The Corner

Vidal, Hemingway, and Salinger

I think when the definitive Encyclopedia of Concepts is written, the entry for “Damning with Faint Praise” should include the following, from Gore Vidal:

Hemingway was very good at graphic descriptions of violence and hunting. He was very good at showing how things happen: how you load your gun, how you sight it against the arc the bird is taking, how you fire. And there are people, the same people who read Popular Mechanics, who love that kind of writing.

This passage is quoted, coincidentally, in a new biography of J. D. Salinger — a writer whom I sometimes sound as if I’m damning with faint praise when I defend him. But I am quite sincere in believing that some of Salinger’s novellas — especially “Franny and Zooey” and “Raise High the Roof Beam, Carpenters” — are among the best fictional works of the 20th century, while at the same time I’m not that impressed with his most famous book.
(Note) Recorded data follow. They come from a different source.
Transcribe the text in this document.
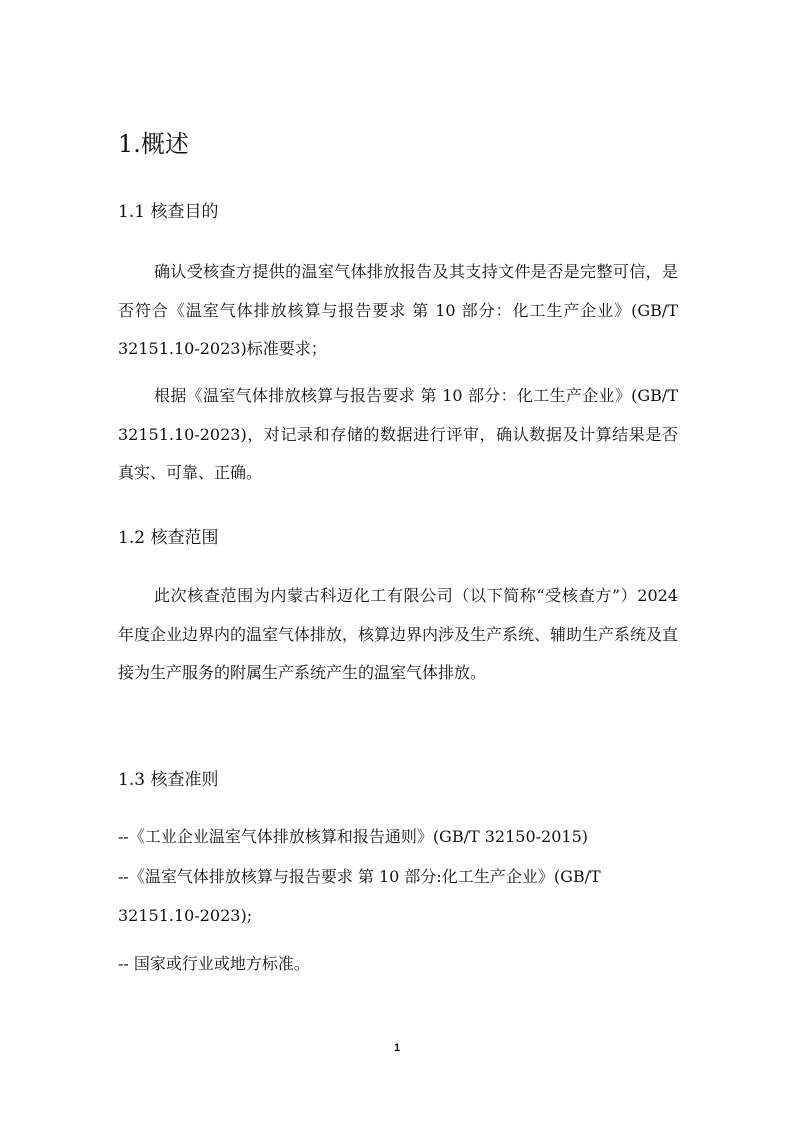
1.概述
1.1 核查目的

确认受核查方提供的温室气体排放报告及其支持文件是否是完整可信，是否符合《温室气体排放核算与报告要求 第 10 部分：化工生产企业》(GB/T 32151.10-2023)标准要求；

根据《温室气体排放核算与报告要求 第 10 部分：化工生产企业》(GB/T 32151.10-2023)，对记录和存储的数据进行评审，确认数据及计算结果是否真实、可靠、正确。

1.2 核查范围

此次核查范围为内蒙古科迈化工有限公司（以下简称“受核查方”）2024 年度企业边界内的温室气体排放，核算边界内涉及生产系统、辅助生产系统及直接为生产服务的附属生产系统产生的温室气体排放。

1.3 核查准则

--《工业企业温室气体排放核算和报告通则》(GB/T 32150-2015)

--《温室气体排放核算与报告要求 第 10 部分:化工生产企业》(GB/T 32151.10-2023);

-- 国家或行业或地方标准。

1
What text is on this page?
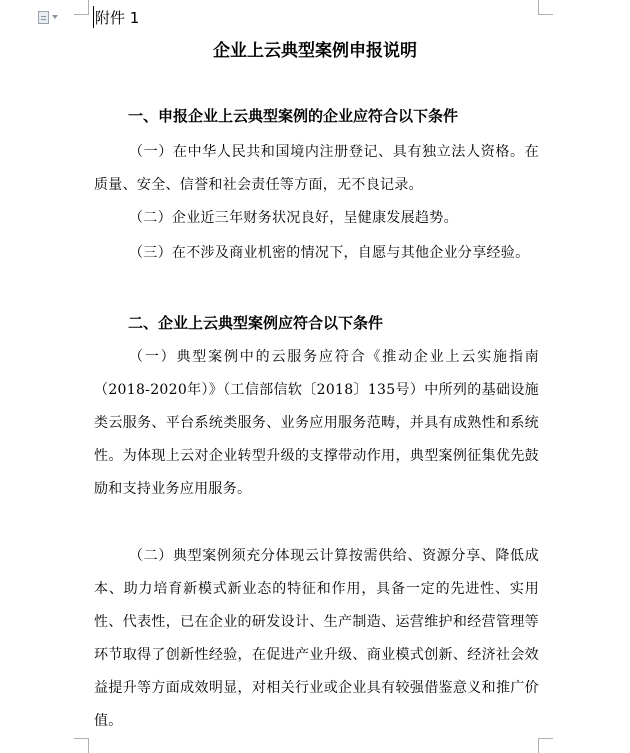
附件 1
企业上云典型案例申报说明
一、申报企业上云典型案例的企业应符合以下条件

（一）在中华人民共和国境内注册登记、具有独立法人资格。在质量、安全、信誉和社会责任等方面，无不良记录。

（二）企业近三年财务状况良好，呈健康发展趋势。

（三）在不涉及商业机密的情况下，自愿与其他企业分享经验。

二、企业上云典型案例应符合以下条件

（一）典型案例中的云服务应符合《推动企业上云实施指南（2018-2020年）》（工信部信软〔2018〕135号）中所列的基础设施类云服务、平台系统类服务、业务应用服务范畴，并具有成熟性和系统性。为体现上云对企业转型升级的支撑带动作用，典型案例征集优先鼓励和支持业务应用服务。

（二）典型案例须充分体现云计算按需供给、资源分享、降低成本、助力培育新模式新业态的特征和作用，具备一定的先进性、实用性、代表性，已在企业的研发设计、生产制造、运营维护和经营管理等环节取得了创新性经验，在促进产业升级、商业模式创新、经济社会效益提升等方面成效明显，对相关行业或企业具有较强借鉴意义和推广价值。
Salinger’s best work represents a lovely attempt to grapple with religious issues; yet I am far from the first person to assert that The Catcher in the Rye belongs more in the category of higher-end young-adult fiction. (I know this sounds a little like the fictional P. D. Q. Bach’s patronizing putdown of Beethoven — as not a major musical figure, to be sure, but one who did manage to write some pretty Ländler and folksong arrangements — but I believe it to be true, and that there is nothing “minor” about Salinger’s best work.)